Ahead of the looming Fed blackout period – which lasts until the Dec 13 FOMC meeting – Powell had once last chance to tame euphoric markets after the best November in the past 40 years… and he blew it. Instead of pushing forcefully against the meltup in risk assets after the biggest easing in financial conditions on record during November…
… the Fed chair appeared largely nonchallant, and in his fireside chat earlier today, what the market focused on was Powell’s comment that rates are “well into restrictive territory” which not only assured there would be no more rate hikes, but steamrolled Powell’s other, hawkish warning, that it is premature to speculate when the Fed might ease. The result was a collapse in yields, a surge in stocks, bitcoin spiking to new 2023 highs above $38,000, all driven by renewed bets that the Fed will cut rates as soon as March where the market now assigns odds of a rate cut as high as 80%, roughly double from yesterday.
And while it is unclear if it was Powell’s intention to give markets the green light to keep rallying into year-end, a problem has emerged, the same problem that emerges every time the market views the Fed as willing to sacrifice the dollar to prop up risk assets: gold.
After surging from a ytd low of $1820 in early October, to a high of $2,040 last week, largely thanks to a relentless gold buying spree out of China as we reported previously, gold has finally realized which way the wind is blowing and as shown below, it exploded higher amid a frenzy of institutional, ETF and retail buying (and perhaps continued Chinese buying), all of which managed to finally push the yellow metal to hit new all time highs of $2,075.41, the highest on record.
That’s just the start. As Bloomberg notes, gold calls were also in strong demand, both for futures and the biggest ETF tied to the metal, as bullion marched closer to a record high Friday. As shown in the chart below, the buildup of open interest between $2,000 and $2,500 has been relentless over the past week on growing optimism that rates are primed to decline:
That, alongside continued Chinese buying, and perhaps a reversal in ETF selling now that gold is clearly breaking out to new all time highs, means that the Fed has a new “old” problem on its hands: wholesale flight from fiat and into the safety of hard currencies, such as gold. No wonder “digital gold”, aka bitcoin, is also surging… although that one still has a ways to go to reach its previous all time high.
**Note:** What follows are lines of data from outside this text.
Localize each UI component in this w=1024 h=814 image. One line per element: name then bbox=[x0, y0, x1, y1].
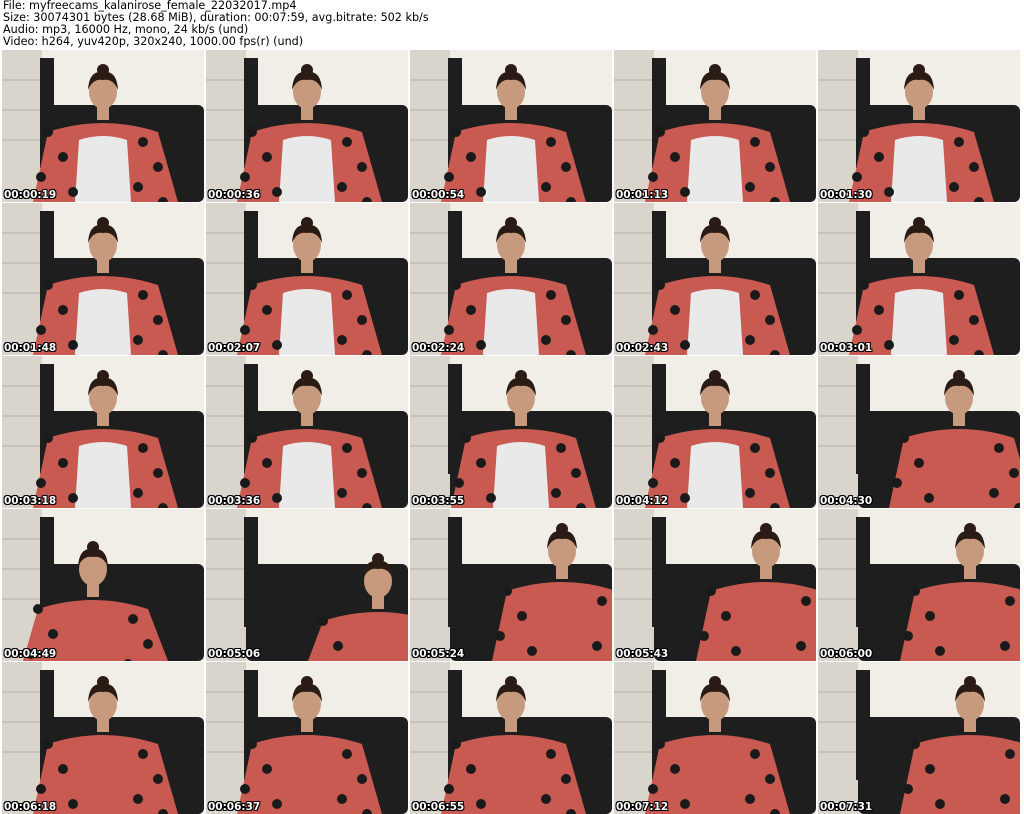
thumbnail-timestamp: 00:02:07 bbox=[208, 342, 261, 354]
video-thumbnail: 00:03:55 bbox=[410, 356, 612, 508]
thumbnail-timestamp: 00:00:54 bbox=[412, 189, 465, 201]
video-thumbnail: 00:06:00 bbox=[818, 509, 1020, 661]
thumbnail-timestamp: 00:05:06 bbox=[208, 648, 261, 660]
video-thumbnail: 00:05:06 bbox=[206, 509, 408, 661]
video-thumbnail: 00:06:18 bbox=[2, 662, 204, 814]
video-thumbnail: 00:01:30 bbox=[818, 50, 1020, 202]
thumbnail-timestamp: 00:06:00 bbox=[820, 648, 873, 660]
video-thumbnail: 00:06:55 bbox=[410, 662, 612, 814]
video-thumbnail: 00:05:43 bbox=[614, 509, 816, 661]
thumbnail-timestamp: 00:01:13 bbox=[616, 189, 669, 201]
thumbnail-timestamp: 00:03:01 bbox=[820, 342, 873, 354]
thumbnail-grid: 00:00:19 00:00:36 00:00:54 00:01:13 00:0… bbox=[2, 50, 1020, 814]
video-frame bbox=[206, 509, 408, 661]
video-frame bbox=[818, 509, 1020, 661]
video-thumbnail: 00:03:01 bbox=[818, 203, 1020, 355]
thumbnail-timestamp: 00:00:36 bbox=[208, 189, 261, 201]
video-frame bbox=[818, 662, 1020, 814]
thumbnail-timestamp: 00:03:18 bbox=[4, 495, 57, 507]
video-frame bbox=[614, 662, 816, 814]
video-thumbnail: 00:02:24 bbox=[410, 203, 612, 355]
thumbnail-timestamp: 00:03:55 bbox=[412, 495, 465, 507]
thumbnail-timestamp: 00:05:24 bbox=[412, 648, 465, 660]
thumbnail-timestamp: 00:03:36 bbox=[208, 495, 261, 507]
thumbnail-timestamp: 00:07:12 bbox=[616, 801, 669, 813]
video-thumbnail: 00:06:37 bbox=[206, 662, 408, 814]
thumbnail-timestamp: 00:06:37 bbox=[208, 801, 261, 813]
video-thumbnail: 00:00:19 bbox=[2, 50, 204, 202]
thumbnail-timestamp: 00:04:49 bbox=[4, 648, 57, 660]
video-frame bbox=[2, 356, 204, 508]
video-thumbnail: 00:07:31 bbox=[818, 662, 1020, 814]
thumbnail-timestamp: 00:01:48 bbox=[4, 342, 57, 354]
video-thumbnail: 00:01:13 bbox=[614, 50, 816, 202]
file-info-header: File: myfreecams_kalanirose_female_22032… bbox=[3, 0, 1021, 48]
thumbnail-timestamp: 00:02:24 bbox=[412, 342, 465, 354]
video-frame bbox=[410, 662, 612, 814]
video-frame bbox=[818, 203, 1020, 355]
video-frame bbox=[410, 50, 612, 202]
video-frame bbox=[206, 203, 408, 355]
thumbnail-timestamp: 00:06:18 bbox=[4, 801, 57, 813]
video-thumbnail: 00:02:07 bbox=[206, 203, 408, 355]
video-frame bbox=[614, 203, 816, 355]
thumbnail-timestamp: 00:04:12 bbox=[616, 495, 669, 507]
thumbnail-timestamp: 00:05:43 bbox=[616, 648, 669, 660]
video-frame bbox=[410, 203, 612, 355]
video-thumbnail: 00:00:36 bbox=[206, 50, 408, 202]
thumbnail-timestamp: 00:04:30 bbox=[820, 495, 873, 507]
video-frame bbox=[410, 356, 612, 508]
video-frame bbox=[410, 509, 612, 661]
thumbnail-timestamp: 00:00:19 bbox=[4, 189, 57, 201]
video-thumbnail: 00:03:18 bbox=[2, 356, 204, 508]
video-frame bbox=[614, 356, 816, 508]
video-thumbnail: 00:01:48 bbox=[2, 203, 204, 355]
thumbnail-timestamp: 00:02:43 bbox=[616, 342, 669, 354]
video-frame bbox=[206, 356, 408, 508]
video-thumbnail: 00:04:30 bbox=[818, 356, 1020, 508]
video-frame bbox=[2, 662, 204, 814]
thumbnail-timestamp: 00:01:30 bbox=[820, 189, 873, 201]
video-info-line: Video: h264, yuv420p, 320x240, 1000.00 f… bbox=[3, 35, 304, 48]
thumbnail-timestamp: 00:06:55 bbox=[412, 801, 465, 813]
video-thumbnail: 00:00:54 bbox=[410, 50, 612, 202]
video-frame bbox=[2, 509, 204, 661]
video-frame bbox=[2, 50, 204, 202]
thumbnail-timestamp: 00:07:31 bbox=[820, 801, 873, 813]
video-thumbnail: 00:03:36 bbox=[206, 356, 408, 508]
video-frame bbox=[614, 509, 816, 661]
video-thumbnail: 00:02:43 bbox=[614, 203, 816, 355]
video-frame bbox=[206, 662, 408, 814]
video-thumbnail: 00:07:12 bbox=[614, 662, 816, 814]
video-frame bbox=[614, 50, 816, 202]
contact-sheet: File: myfreecams_kalanirose_female_22032… bbox=[0, 0, 1024, 814]
video-thumbnail: 00:05:24 bbox=[410, 509, 612, 661]
video-frame bbox=[818, 50, 1020, 202]
video-thumbnail: 00:04:12 bbox=[614, 356, 816, 508]
video-frame bbox=[818, 356, 1020, 508]
video-frame bbox=[206, 50, 408, 202]
video-frame bbox=[2, 203, 204, 355]
video-thumbnail: 00:04:49 bbox=[2, 509, 204, 661]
Then again, if the Fed is indeed set to cut rates as soon as March, and then proceed with more QE which will be inevitable to monetize the soaring US budget deficit and exploding interest payments, then we are set for new all time highs in everything – gold, bitcoin, stocks… oh and oil; because after the current bout of CTA selling is finally over, oil and commodities will be the next asset class to hit record highs at which point Powell’s mutation into Arthur Burns will be complete, confidence in the Fed will be crushed as the next – and far sharper inflation cycle kicks in – and the countdown to the end of the Dollar reserve currency system can finally begin.